I live in Saskatchewan, and without any remaining snow, the insects are starting to come out. ALL insects within spitting distance of a residence deserve to die.”All life is sacred” is bullshit.
Mosquitos: “Hey, there’s a thing over there where humans gather!” “It’s like an all-you-can-eat buffet!”
Flies: “What’s that big thing over there? It’s got a whole bunch of lights.” “Let’s go run into it and see how close we can get to these ones.”
I live in Saskatchewan, and without any remaining snow, the insects are starting to come out. ALL insects within spitting distance of a residence deserve to die.”All life is sacred” is bullshit.
Yeah, well, can you imagine what insects think that are born next to a human house?
Mosquitos: “Hey, there’s a thing over there where humans gather!” “It’s like an all-you-can-eat buffet!”
Flies: “What’s that big thing over there? It’s got a whole bunch of lights.” “Let’s go run into it and see how close we can get to these ones.”
I think we just met Bug’s old College Roommate.
It’s funny to see a “bug” bug next to a “real” bug. One has four limbs while the other has six.

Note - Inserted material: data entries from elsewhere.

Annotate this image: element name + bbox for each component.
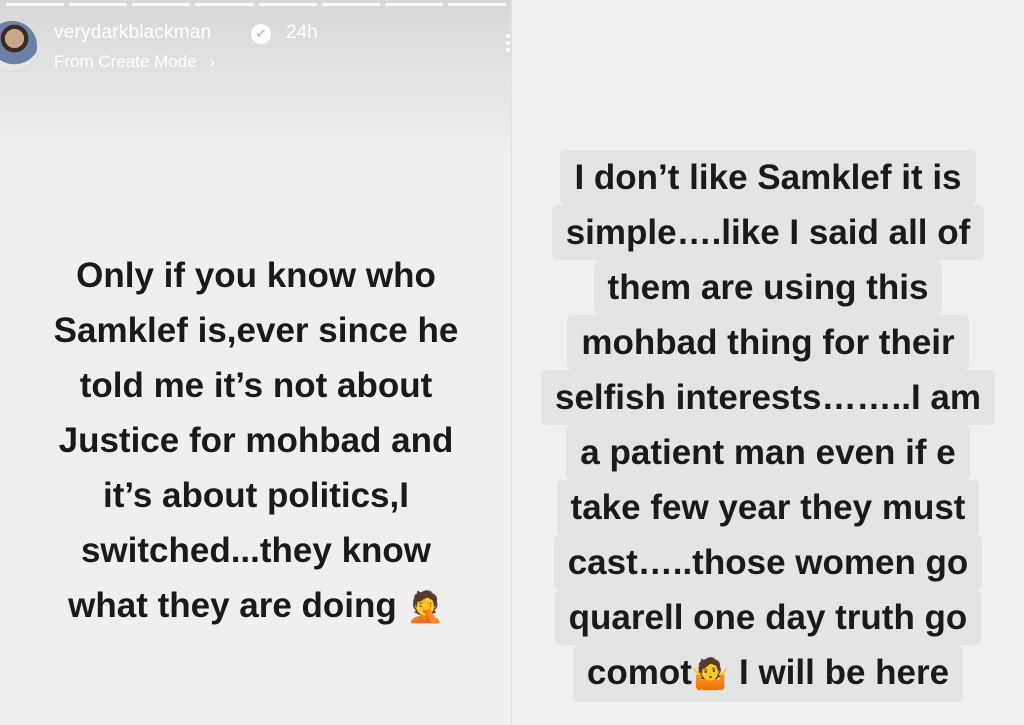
story-line-text: I will be here: [729, 653, 950, 692]
story-username[interactable]: verydarkblackman: [54, 22, 211, 44]
story-line-last: what they are doing 🤦: [10, 578, 502, 635]
story-line: Samklef is,ever since he: [53, 311, 459, 350]
story-subtitle-text: From Create Mode: [54, 52, 197, 71]
story-line: cast…..those women go: [553, 535, 983, 590]
story-line: told me it’s not about: [79, 366, 433, 405]
verified-badge-icon: ✔: [251, 24, 271, 44]
story-line: take few year they must: [556, 480, 980, 535]
story-line: selfish interests……..I am: [541, 370, 995, 425]
facepalm-emoji: 🤦: [406, 591, 444, 625]
story-line: simple….like I said all of: [551, 205, 985, 260]
story-panel-right: I don’t like Samklef it is simple….like …: [512, 0, 1024, 725]
story-line: them are using this: [593, 260, 943, 315]
story-line: mohbad thing for their: [567, 315, 969, 370]
story-line: quarell one day truth go: [554, 590, 982, 645]
story-line: it’s about politics,I: [103, 476, 409, 515]
story-line: Justice for mohbad and: [58, 421, 454, 460]
story-text-left: Only if you know who Samklef is,ever sin…: [10, 248, 502, 635]
chevron-right-icon: ›: [209, 52, 216, 71]
story-line: switched...they know: [80, 531, 432, 570]
story-line: I don’t like Samklef it is: [560, 150, 976, 205]
story-progress-bars: [6, 3, 506, 6]
story-line: a patient man even if e: [566, 425, 970, 480]
story-panel-left: verydarkblackman ✔ 24h From Create Mode …: [0, 0, 512, 725]
story-timestamp: 24h: [286, 22, 318, 43]
story-line-text: comot: [586, 653, 692, 692]
story-line-last: comot🤷 I will be here: [572, 645, 964, 703]
story-line: Only if you know who: [76, 256, 436, 295]
story-text-right: I don’t like Samklef it is simple….like …: [512, 150, 1024, 703]
story-line-text: what they are doing: [68, 586, 397, 625]
story-subtitle-link[interactable]: From Create Mode ›: [54, 52, 215, 72]
shrug-emoji: 🤷: [691, 658, 730, 692]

I also like how, in the second panel, one of the middle limbs is casually groping for popcorn while the other is holding a beer.
The extra limbs in the last panel are also a hoot.
Is the puke beetles native to Lake Vomit?
The smell never bothered me. I am like 75% anosmic, so the smell is more “cold” than smell.
My wife has a sense of smell that rivals that of bloodhounds, and has informed me that I am very wrong here.